The Garden of Good Days
Martha stood in her garden at dawn, her knees creaking like the old porch swing she and Arthur used to share. Seventy-three years will do that to you. She bent carefully, her arthritic fingers wrapping around a bunch of vibrant spinach she'd planted that spring. The morning dew sparkled on each leaf like diamonds on a wedding dress.
"Grandma!" Lily's voice carried from the back porch. "Dr. Evans says you need to take your vitamin D supplement again!"

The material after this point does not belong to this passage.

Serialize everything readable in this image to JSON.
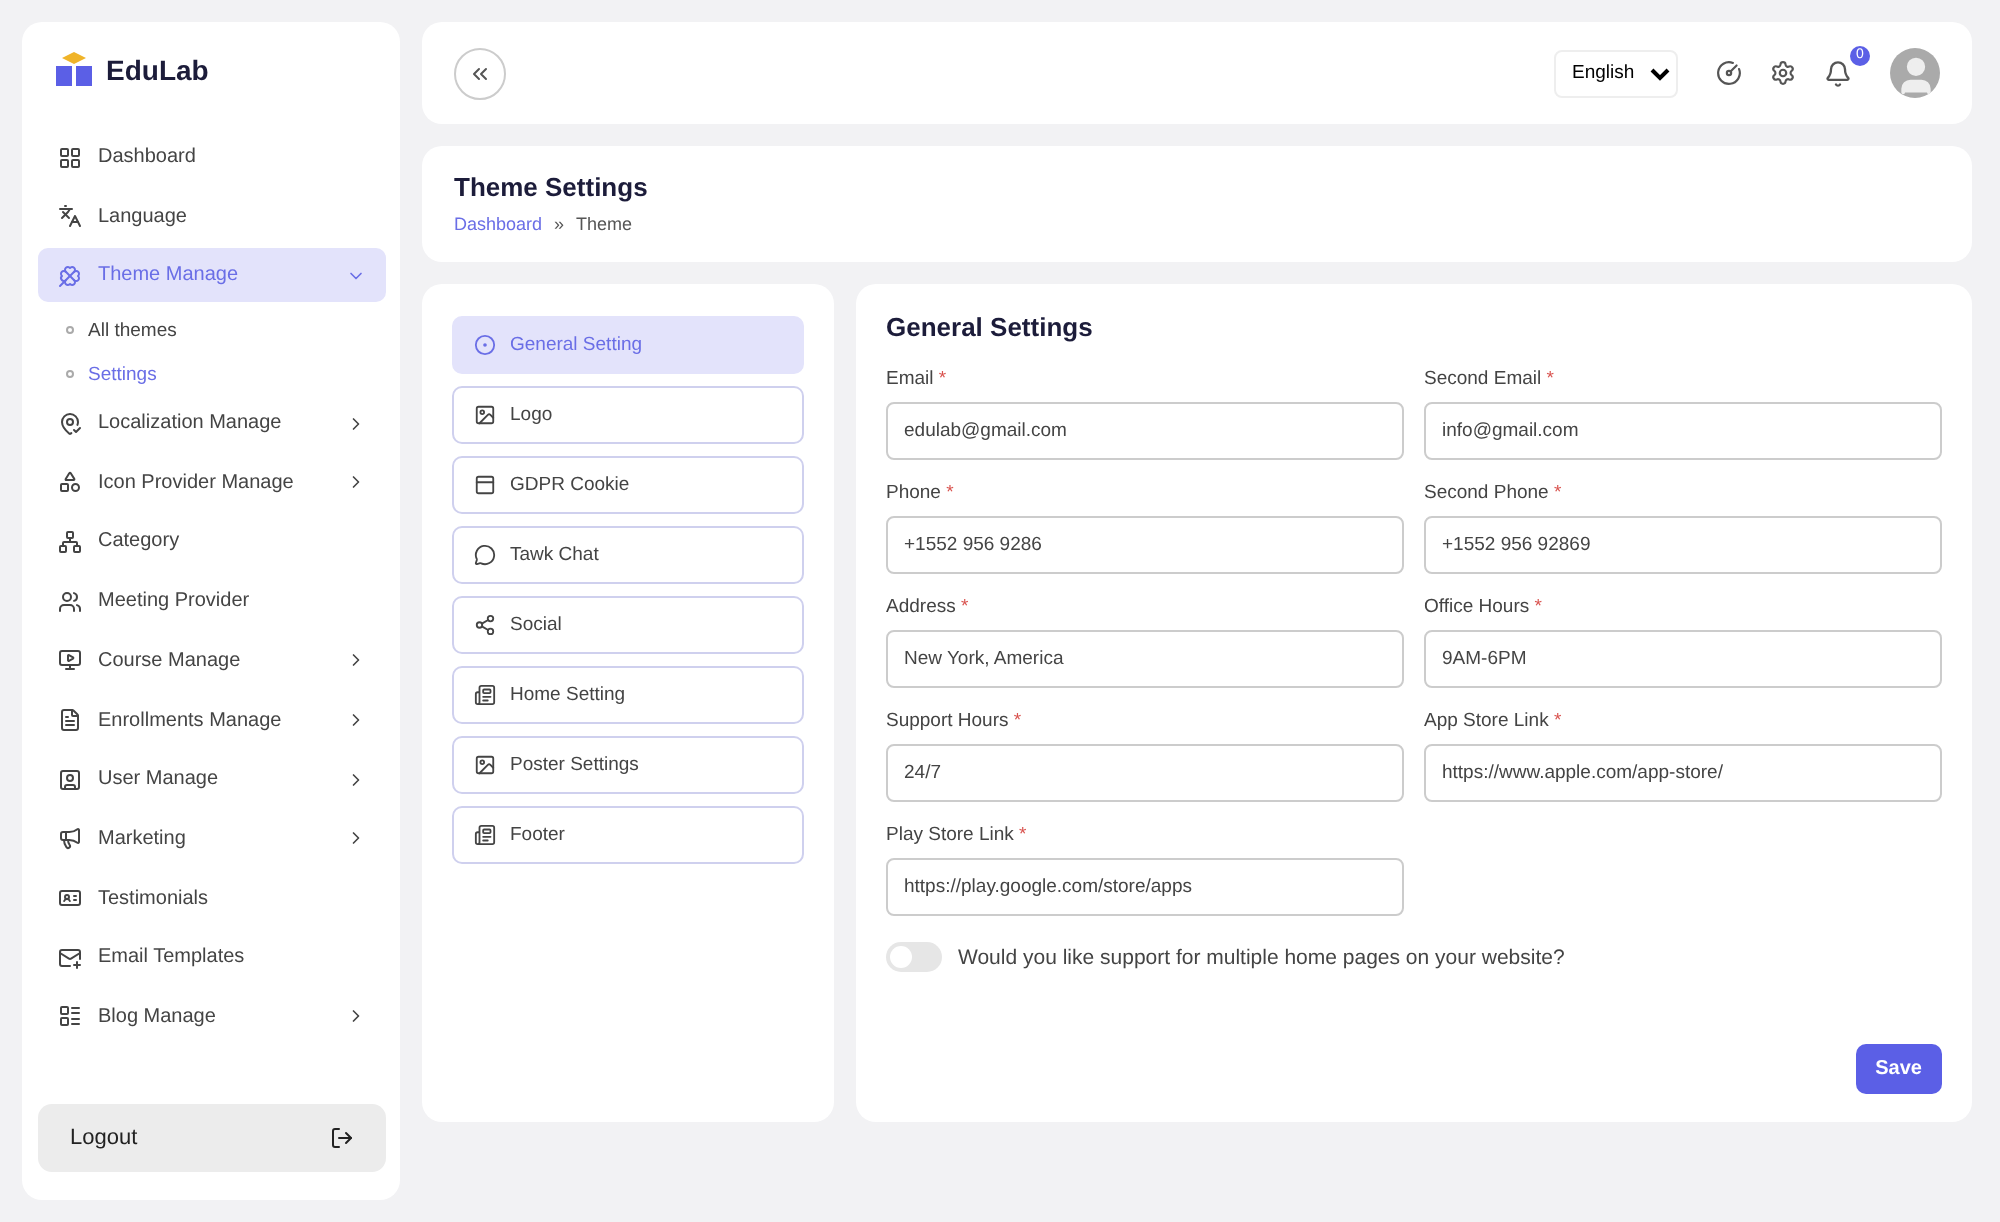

Martha smiled, tucking the spinach into her basket. Doctors these days—always prescribing pills for things the sun used to give freely. She remembered her mother's voice: *The best medicine grows in the garden, not comes from a bottle.*
She straightened slowly, her eyes wandering to the empty chair beside her rosebushes. Arthur had been gone three years now, but she still set places for him at dinner. Some habits you don't break.
The truth was, she wasn't growing this spinach for herself. She was growing it for Sarah, her oldest friend of sixty years. They'd met in 1962, two young nurses at St. Mary's, sharing cigarettes and secrets in the breakroom. Sarah was in hospice now, the cancer winning despite everyone's prayers.

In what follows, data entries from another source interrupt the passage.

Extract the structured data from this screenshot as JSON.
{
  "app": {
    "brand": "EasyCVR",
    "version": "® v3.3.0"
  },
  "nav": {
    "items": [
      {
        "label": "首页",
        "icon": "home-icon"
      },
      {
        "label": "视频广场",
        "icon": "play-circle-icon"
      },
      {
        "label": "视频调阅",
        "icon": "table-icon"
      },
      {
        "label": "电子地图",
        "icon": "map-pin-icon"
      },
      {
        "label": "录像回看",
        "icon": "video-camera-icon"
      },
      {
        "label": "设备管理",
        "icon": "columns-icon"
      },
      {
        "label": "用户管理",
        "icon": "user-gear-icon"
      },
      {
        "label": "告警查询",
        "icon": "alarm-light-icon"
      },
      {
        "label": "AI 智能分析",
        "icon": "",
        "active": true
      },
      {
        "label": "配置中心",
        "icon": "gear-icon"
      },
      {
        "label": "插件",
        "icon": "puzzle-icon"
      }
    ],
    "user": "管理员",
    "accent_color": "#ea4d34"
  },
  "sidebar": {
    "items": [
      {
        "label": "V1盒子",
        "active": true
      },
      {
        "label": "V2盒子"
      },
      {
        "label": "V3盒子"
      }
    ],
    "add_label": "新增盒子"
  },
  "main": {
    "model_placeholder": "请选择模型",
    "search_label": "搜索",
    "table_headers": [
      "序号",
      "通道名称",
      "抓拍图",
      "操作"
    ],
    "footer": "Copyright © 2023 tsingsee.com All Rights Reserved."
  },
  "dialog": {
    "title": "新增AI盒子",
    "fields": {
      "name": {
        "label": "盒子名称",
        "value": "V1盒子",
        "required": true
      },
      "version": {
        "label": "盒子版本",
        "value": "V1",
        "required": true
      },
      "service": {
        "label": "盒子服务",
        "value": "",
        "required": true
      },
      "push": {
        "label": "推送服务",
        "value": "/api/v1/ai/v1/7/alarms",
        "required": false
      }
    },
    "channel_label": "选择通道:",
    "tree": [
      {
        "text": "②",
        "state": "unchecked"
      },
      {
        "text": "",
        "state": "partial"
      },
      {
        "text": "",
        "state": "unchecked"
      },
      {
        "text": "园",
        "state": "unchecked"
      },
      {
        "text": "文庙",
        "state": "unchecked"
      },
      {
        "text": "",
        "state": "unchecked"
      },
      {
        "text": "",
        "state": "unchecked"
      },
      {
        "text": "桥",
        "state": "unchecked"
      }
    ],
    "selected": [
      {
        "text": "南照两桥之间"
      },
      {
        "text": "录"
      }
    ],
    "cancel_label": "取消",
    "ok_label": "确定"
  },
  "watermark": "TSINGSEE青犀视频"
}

Martha drove to the facility, the spinach basket on the passenger seat like a precious cargo. Sarah's room smelled of lavender and impending goodbye, but her friend's eyes still held that familiar spark.
"Spinach?" Sarah wheezed, smiling. "Like our nursing school days?"
"Fresh from my garden," Martha said, washing the leaves in the small sink. "Remember how we'd sneak into the cafeteria kitchen to make salads?"
Sarah's laugh was soft but genuine. "We thought we were so rebellious. Eating spinach instead of the mystery meat."
They sat together as Martha fed her friend the fresh leaves, talking about everything and nothing. About husbands gone and grandchildren grown. About the weight of living long enough to outlive your favorites.
"You know," Sarah whispered, "they say you can't take it with you. But I think the love we give people—that's the only thing that matters. That's the real vitamin."
Martha held her hand as Sarah slipped away an hour later, the spinach still on her lips like a final kiss from the earth.
Driving home, Martha understood what her friend meant. We leave behind houses and money, things and worries. But we also leave behind spinach planted with love, memories shared over decades, the warmth of hands that held ours through it all.
That night, Martha harvested more spinach, planting seeds for next year's garden. Some things you do because they matter. Some friends you keep because they made you who you are. And some love you give away because that's what it's for.